Address
- 395 West College Street Abbeville, Georgia, 31001-4231 United States
- Coordinates: 31°59′27″N 83°18′49″W﻿ / ﻿31.990827°N 83.313538°W

District information
- Grades: Pre-school - 12
- Superintendent: Nathan Gibbs
- Accreditations: Southern Association of Colleges and Schools, Georgia Accrediting Commission

Students and staff
- Enrollment: 1,439
- Faculty: 90

Other information
- Telephone: (229) 467-2141
- Website: www.wilcox.k12.ga.us

= Wilcox County School District (Georgia) =

School district in Georgia (U.S. state)

The Wilcox County School District is a public school district in Wilcox County, Georgia with its board of education in Abbeville. It serves the communities of Abbeville, Pineview, Pitts and Rochelle.

WCS is the largest employer in the county. The district schools are about 111 mi east of Columbus, Georgia, 130 mi north of Tallahassee, Florida, and 160 mi south of Atlanta.

==History==
Until the late 1950s, each city in Wilcox County had its own school district.
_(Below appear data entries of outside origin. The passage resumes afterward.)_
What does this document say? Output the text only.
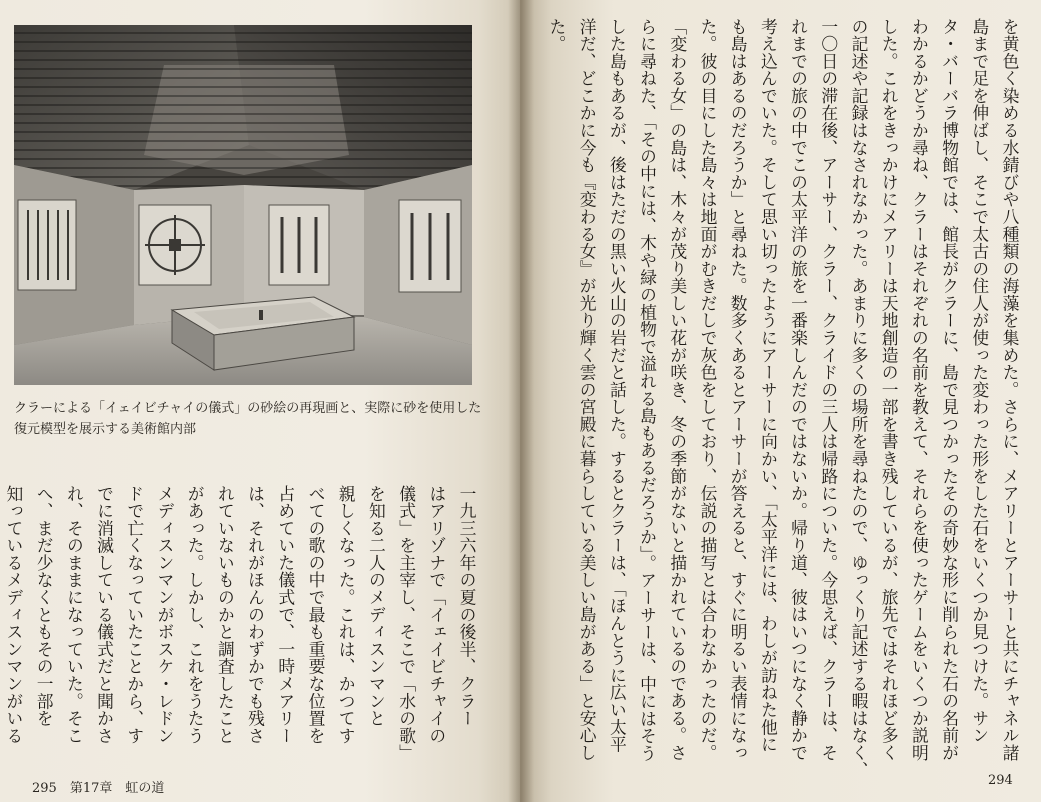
クラーによる「イェイビチャイの儀式」の砂絵の再現画と、実際に砂を使用した復元模型を展示する美術館内部
一九三六年の夏の後半、クラー
はアリゾナで「イェイビチャイの
儀式」を主宰し、そこで「水の歌」
を知る二人のメディスンマンと
親しくなった。これは、かつてす
べての歌の中で最も重要な位置を
占めていた儀式で、一時メアリー
は、それがほんのわずかでも残さ
れていないものかと調査したこと
があった。しかし、これをうたう
メディスンマンがボスケ・レドン
ドで亡くなっていたことから、す
でに消滅している儀式だと聞かさ
れ、そのままになっていた。そこ
へ、まだ少なくともその一部を
知っているメディスンマンがいる

295　第17章　虹の道
を黄色く染める水錆びや八種類の海藻を集めた。さらに、メアリーとアーサーと共にチャネル諸
島まで足を伸ばし、そこで太古の住人が使った変わった形をした石をいくつか見つけた。サン
タ・バーバラ博物館では、館長がクラーに、島で見つかったその奇妙な形に削られた石の名前が
わかるかどうか尋ね、クラーはそれぞれの名前を教えて、それらを使ったゲームをいくつか説明
した。これをきっかけにメアリーは天地創造の一部を書き残しているが、旅先ではそれほど多く
の記述や記録はなされなかった。あまりに多くの場所を尋ねたので、ゆっくり記述する暇はなく、
一〇日の滞在後、アーサー、クラー、クライドの三人は帰路についた。今思えば、クラーは、そ
れまでの旅の中でこの太平洋の旅を一番楽しんだのではないか。帰り道、彼はいつになく静かで
考え込んでいた。そして思い切ったようにアーサーに向かい、「太平洋には、わしが訪ねた他に
も島はあるのだろうか」と尋ねた。数多くあるとアーサーが答えると、すぐに明るい表情になっ
た。彼の目にした島々は地面がむきだしで灰色をしており、伝説の描写とは合わなかったのだ。
「変わる女」の島は、木々が茂り美しい花が咲き、冬の季節がないと描かれているのである。さ
らに尋ねた、「その中には、木や緑の植物で溢れる島もあるだろうか」。アーサーは、中にはそう
した島もあるが、後はただの黒い火山の岩だと話した。するとクラーは、「ほんとうに広い太平
洋だ、どこかに今も『変わる女』が光り輝く雲の宮殿に暮らしている美しい島がある」と安心し
た。
294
As of 2010, Wilcox County has one consolidated school district, the Wilcox County School District.

In 2010, in response to a budget cut, the district announced that for the 2010-2011 school year, school would be in session for four days per week instead of five. School officials said that this would save $100,000 ($ when adjusted for inflation) per period.

Wilcox County Schools returned to a five-day school week during the 2015-2016 school year.

In 2013, in response to Wilcox County High School students organizing their own integrated private prom after years of private separately organized proms by white and black students, the school district announced that it would hold a school-sponsored integrated prom in 2014.

==Schools==
The Wilcox County School District has one elementary school, one middle school, and one high school. They are Wilcox County Elementary School, Wilcox County Middle School, and Wilcox County High School. The Board of Education office is located in Abbeville, and all three county schools are located in Rochelle.